Précisément, la question énergétique vous semble-t-elle aborder judicieusement dans les débats qui préfigurent les élections européennes ?
Elle est moins abordée que ce que je pensais mais c’est probablement bon signe. Cela montre qu’on a résolu un certain nombre de problèmes, à l’instar du marché européen que nous évoquions.
En revanche, il est vrai que le débat nous contraint souvent à choisir entre sobriété et production. Pourtant, la croissance et la décroissance sont les deux faces de deux médailles : il faut décroitre très vite dans notre consommation d’énergies fossiles mais il faut augmenter encore plus rapidement notre production d’EnR. C’est exactement le même écueil que le débat qui oppose les partisans du nucléaire à ceux des EnR. Les parlementaires sont les premiers à s’enfermer dans ces postures caricaturales alors même que ce n’est pas ce qui est attendu d’eux par leurs électeurs.
Nous avons abordé un certain nombre de préconisations mais vous en évoquez encore bien d’autres dans vos contributions. Pouvez-vous résumer votre plan de construction d’un futur différent ?
Précisément, le plan est d’abord d’avoir un plan. En l’occurrence, il doit s’agir d’un plan sur trente ans afin d’avoir une vraie stratégie énergétique qui permettra, demain, de mettre en place les filières industrielles qui y concourent.
J’aime bien dire qu’on s’est réconcilié en France, depuis quelques années, avec l’idée d’être une nation productrice. Maintenant il faut qu’on se réconcilie avec les moyens de produire. Cela appelle des choix difficiles mais il faut trancher. Par exemple, est-ce qu’on peut se permettre d’avoir autant de normes procédurales ? Est-ce qu’on peut être aussi pointilleux sur la biodiversité sans ralentir l’installation des EnR ? La réponse est, malheureusement, dans la question. On a parfois l’impression qu’on peut tout faire avancer en même temps. C’est faux. Si tel était le cas, nous n’aurions pas besoin de faire de la politique, ni de gouverner. Dès lors, le plan, c’est aussi de trancher.

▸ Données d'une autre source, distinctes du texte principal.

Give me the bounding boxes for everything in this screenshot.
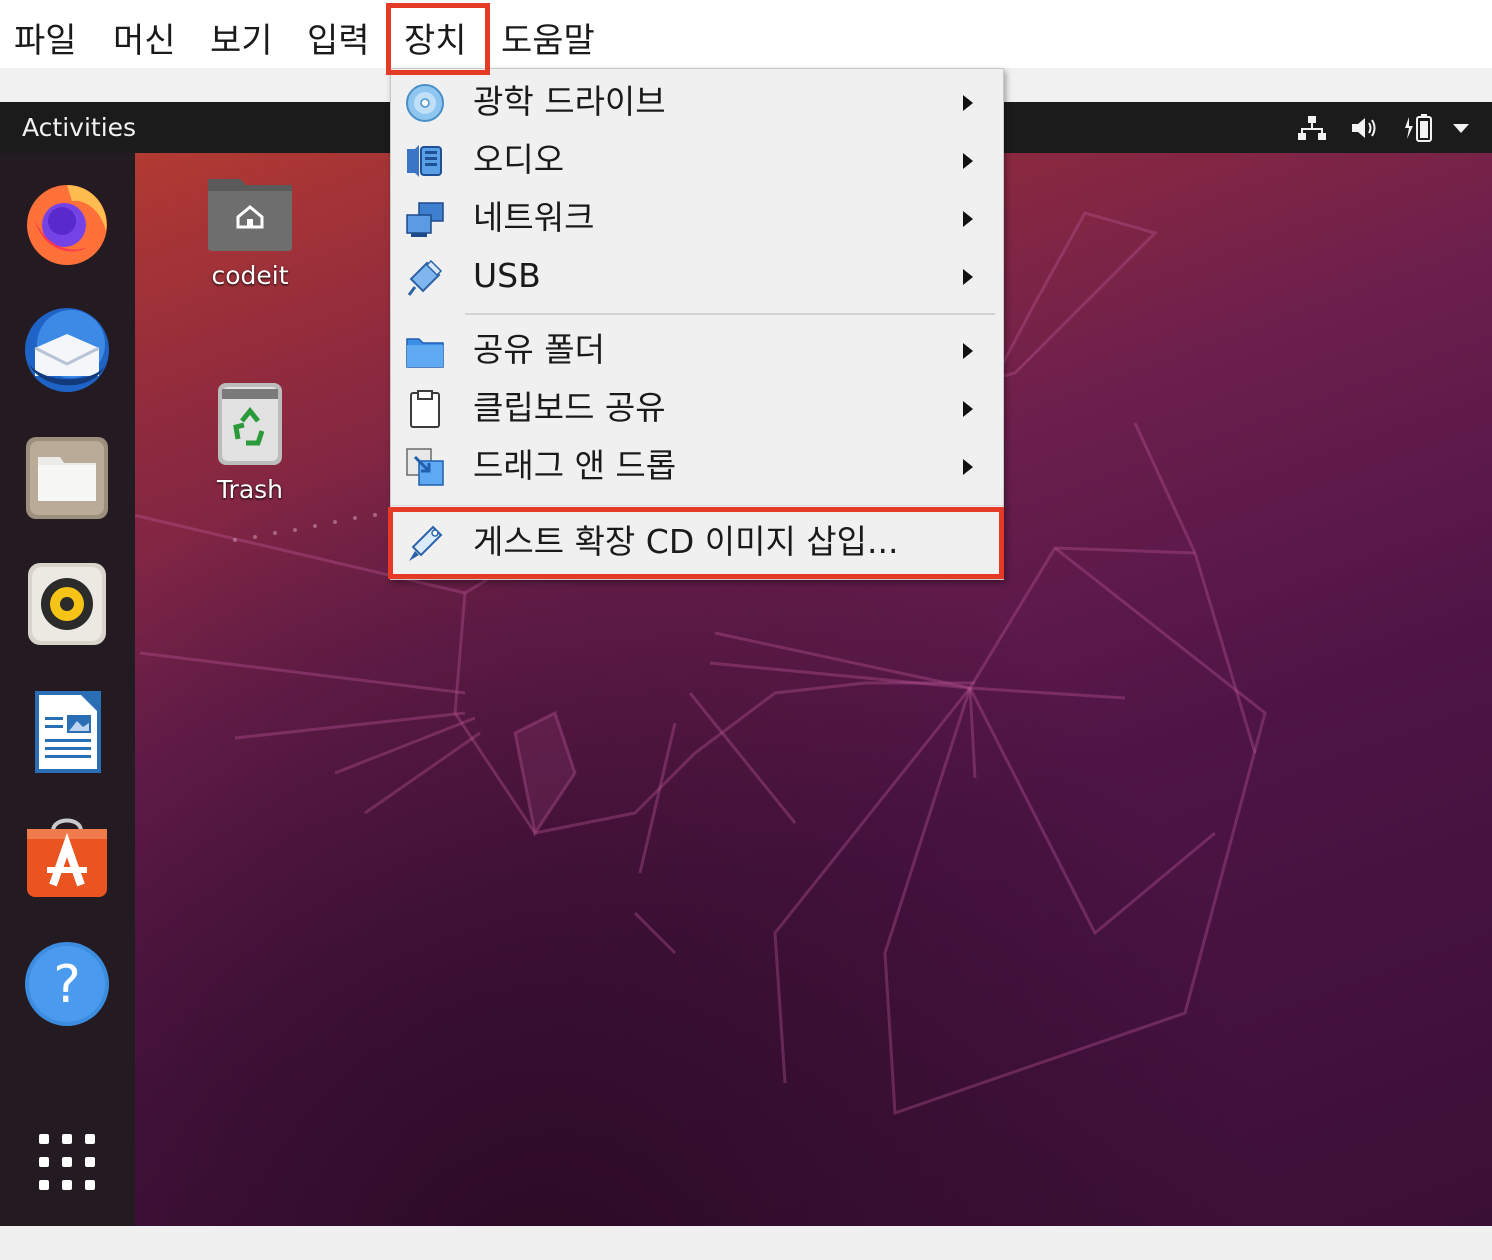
menu-item-label: 네트워크: [473, 198, 595, 237]
menu-machine[interactable]: 머신: [113, 8, 176, 68]
menu-item-label: 오디오: [473, 140, 565, 179]
menu-item-label: 광학 드라이브: [473, 82, 666, 121]
usb-icon: [407, 259, 443, 296]
menu-help[interactable]: 도움말: [501, 8, 595, 68]
thunderbird-icon[interactable]: [18, 301, 116, 399]
menu-view[interactable]: 보기: [210, 8, 273, 68]
optical-drive-icon: [406, 84, 444, 122]
help-icon[interactable]: ?: [18, 935, 116, 1033]
audio-icon: [407, 145, 442, 177]
vbox-menubar: 파일 머신 보기 입력 장치 도움말: [0, 0, 1492, 68]
menu-file[interactable]: 파일: [14, 8, 77, 68]
desktop-icon-label: Trash: [216, 475, 284, 504]
shared-folder-icon: [406, 338, 444, 368]
menu-input[interactable]: 입력: [307, 8, 370, 68]
activities-button[interactable]: Activities: [22, 102, 136, 153]
ubuntu-software-icon[interactable]: [18, 807, 116, 905]
menu-item-optical-drive[interactable]: 광학 드라이브: [391, 73, 1003, 131]
submenu-arrow-icon: [963, 343, 973, 359]
drag-drop-icon: [406, 448, 444, 486]
svg-text:?: ?: [53, 955, 81, 1015]
clipboard-icon: [410, 390, 440, 428]
menu-item-network[interactable]: 네트워크: [391, 189, 1003, 247]
submenu-arrow-icon: [963, 269, 973, 285]
menu-item-label: USB: [473, 256, 541, 295]
submenu-arrow-icon: [963, 153, 973, 169]
menu-separator: [465, 313, 995, 315]
submenu-arrow-icon: [963, 95, 973, 111]
volume-icon[interactable]: [1348, 102, 1382, 153]
battery-icon[interactable]: [1400, 102, 1436, 153]
menu-item-shared-clipboard[interactable]: 클립보드 공유: [391, 379, 1003, 437]
menu-item-usb[interactable]: USB: [391, 247, 1003, 305]
system-menu-arrow-icon[interactable]: [1448, 102, 1474, 153]
firefox-icon[interactable]: [18, 173, 116, 271]
menu-separator: [391, 505, 1003, 506]
devices-menu-highlight: [386, 3, 490, 75]
network-icon[interactable]: [1296, 102, 1328, 153]
trash-icon: [218, 383, 282, 465]
desktop-icon-label: codeit: [211, 261, 289, 290]
show-applications-icon[interactable]: [18, 1113, 116, 1211]
menu-item-drag-and-drop[interactable]: 드래그 앤 드롭: [391, 437, 1003, 495]
submenu-arrow-icon: [963, 459, 973, 475]
desktop-trash[interactable]: Trash: [175, 381, 325, 504]
devices-dropdown-menu: 광학 드라이브 오디오 네트워크 USB 공유 폴더 클립보드 공유 드래그 앤…: [390, 68, 1004, 580]
desktop-home-folder[interactable]: codeit: [175, 169, 325, 290]
files-icon[interactable]: [18, 429, 116, 527]
network-adapter-icon: [406, 202, 444, 237]
menu-item-audio[interactable]: 오디오: [391, 131, 1003, 189]
submenu-arrow-icon: [963, 211, 973, 227]
menu-item-shared-folder[interactable]: 공유 폴더: [391, 321, 1003, 379]
vbox-statusbar: [0, 1226, 1492, 1260]
rhythmbox-icon[interactable]: [18, 555, 116, 653]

Un dernier mot pour arriver à quai ?
Je voudrais souligner que la vitesse du train, allant des énergies fossiles vers les EnR, dépend essentiellement de notre capacité à installer des rails pour lui permettre de circuler. C’est primordial, non seulement pour la souveraineté énergétique de notre pays, mais aussi pour rester à fidèle à la vocation de modèle qui fait la singularité de notre nation.